To ensure the reliability and maintainability of the application:
- Unit Tests: Write unit tests for individual functions and components to verify their behavior in isolation.
- Integration Tests: Write integration tests to ensure that different parts of the application work together as expected. This includes testing the FastAPI endpoints, the SQS integration, and the database interactions.
To maintain performance and reliability under varying loads:
- Define thresholds for CPU, memory usage and messages in the SQS to trigger auto-scaling actions for the FastAPI and worker services.
- Set up CloudWatch alarms to monitor these metrics and trigger scaling policies.
- Configure notifications to alert when thresholds are breached or scaling actions are performed.
The current project lacks an endpoint to retrieve logs after they have been processed and stored. Implementing a read endpoint for logs with Redis as a cache can provide fast access to recent logs, reducing the load on the PostgreSQL database.
The simplest read endpoint would allow fetching a log by its ID. However, this approach may not be very practical since the endpoint to create logs currently does not return an ID.
A more practical solution would be to retrieve the last N logs sorted by timestamp in descending order. Additionally, the endpoint could support an offset parameter for pagination.

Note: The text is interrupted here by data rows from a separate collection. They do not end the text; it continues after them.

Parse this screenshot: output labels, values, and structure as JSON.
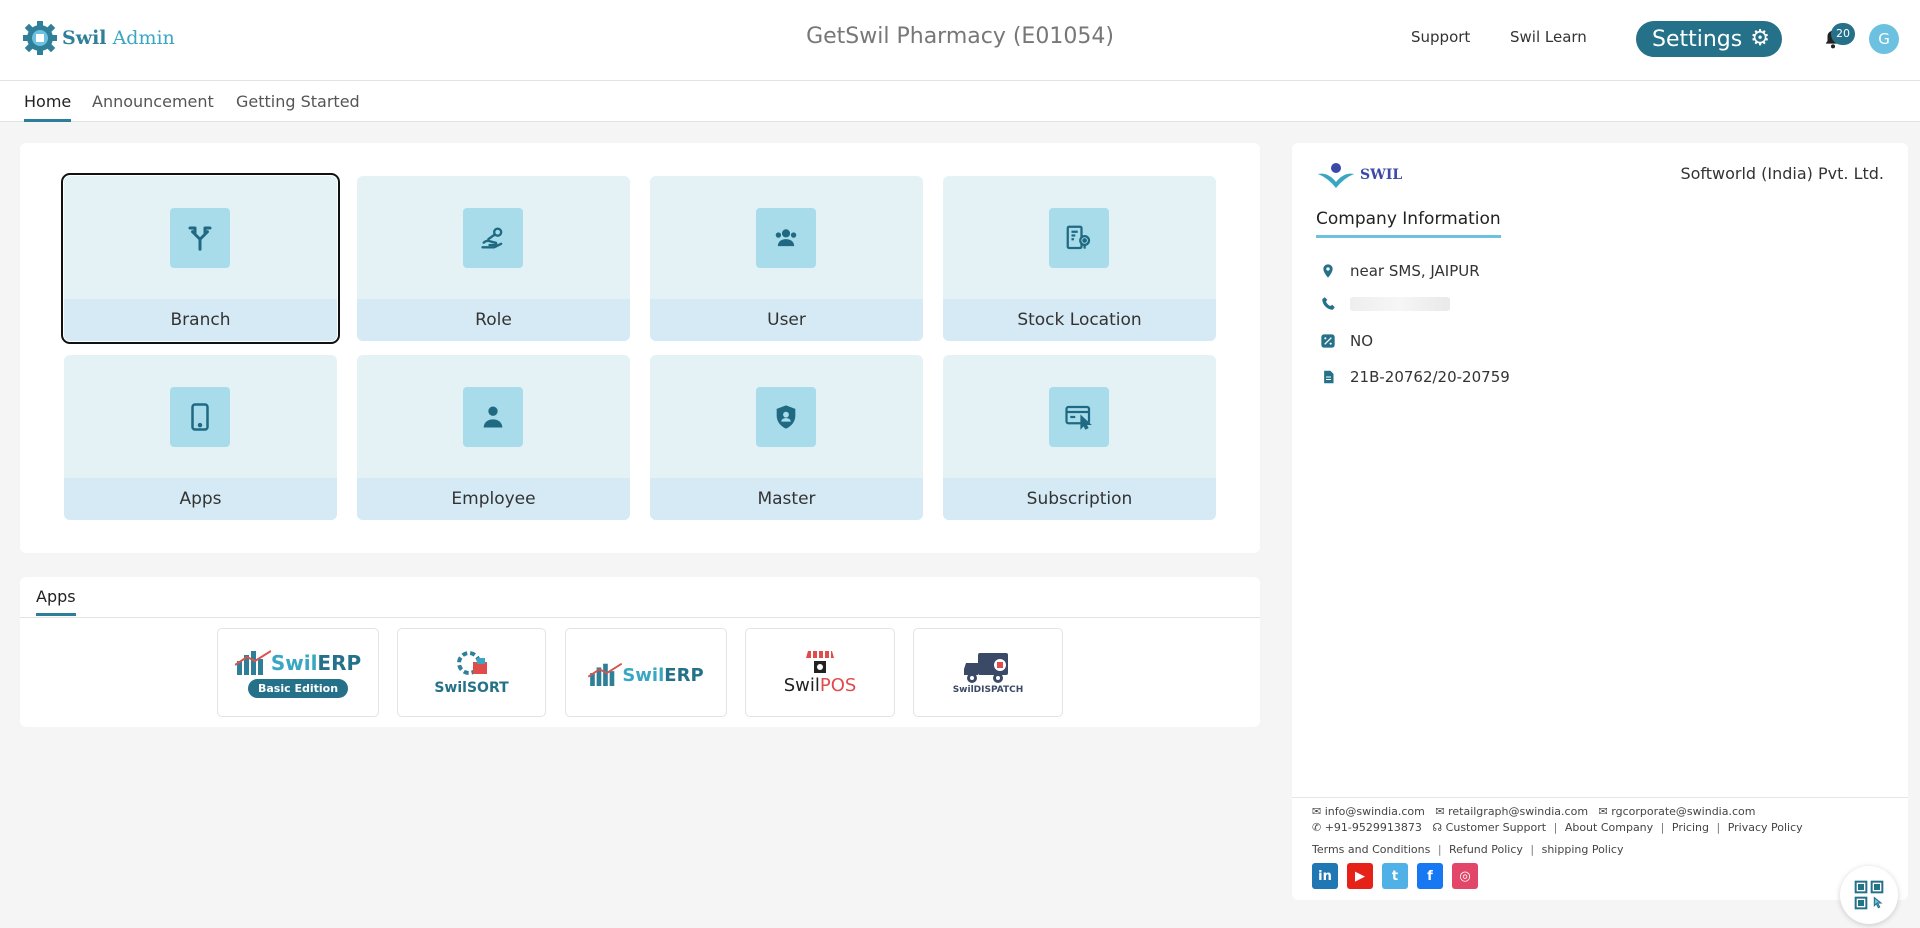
{
  "header": {
    "brand_primary": "Swil",
    "brand_secondary": "Admin",
    "title": "GetSwil Pharmacy (E01054)",
    "support_label": "Support",
    "learn_label": "Swil Learn",
    "settings_label": "Settings",
    "notification_count": "20",
    "avatar_initial": "G"
  },
  "tabs": [
    {
      "label": "Home",
      "active": true
    },
    {
      "label": "Announcement",
      "active": false
    },
    {
      "label": "Getting Started",
      "active": false
    }
  ],
  "modules": [
    {
      "label": "Branch",
      "icon": "branch-icon",
      "selected": true
    },
    {
      "label": "Role",
      "icon": "role-key-icon"
    },
    {
      "label": "User",
      "icon": "users-icon"
    },
    {
      "label": "Stock Location",
      "icon": "stock-location-icon"
    },
    {
      "label": "Apps",
      "icon": "mobile-icon"
    },
    {
      "label": "Employee",
      "icon": "employee-icon"
    },
    {
      "label": "Master",
      "icon": "shield-user-icon"
    },
    {
      "label": "Subscription",
      "icon": "subscription-icon"
    }
  ],
  "apps": {
    "tab_label": "Apps",
    "items": [
      {
        "name_a": "Swil",
        "name_b": "ERP",
        "badge": "Basic Edition"
      },
      {
        "name_a": "Swil",
        "name_b": "SORT"
      },
      {
        "name_a": "Swil",
        "name_b": "ERP"
      },
      {
        "name_a": "Swil",
        "name_b": "POS"
      },
      {
        "name_a": "Swil",
        "name_b": "DISPATCH"
      }
    ]
  },
  "company": {
    "logo_text": "SWIL",
    "name": "Softworld (India) Pvt. Ltd.",
    "section_title": "Company Information",
    "address": "near SMS, JAIPUR",
    "gst_flag": "NO",
    "license_no": "21B-20762/20-20759"
  },
  "footer": {
    "email_info": "info@swindia.com",
    "email_retail": "retailgraph@swindia.com",
    "email_corporate": "rgcorporate@swindia.com",
    "phone": "+91-9529913873",
    "customer_support": "Customer Support",
    "about_company": "About Company",
    "pricing": "Pricing",
    "privacy_policy": "Privacy Policy",
    "terms": "Terms and Conditions",
    "refund": "Refund Policy",
    "shipping": "shipping Policy"
  },
  "colors": {
    "primary": "#25718a",
    "tile_bg": "#e4f2f6",
    "tile_label_bg": "#d5eaf4",
    "icon_box": "#a9dcea"
  }
}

Possible solutions may involve:
To optimize performance:
- Store the last N minutes of logs in Redis with keys that expire when the log timestamp is greater than N minutes from now.
- Use Redis to fetch logs based on timestamp ranges.
- If Redis does not contain the complete dataset, fall back to querying PostgreSQL.
Another approach is to maintain a sorted set in Redis where each log entry is scored by its timestamp. This allows efficient retrieval of the last M logs without needing to query PostgreSQL unless necessary.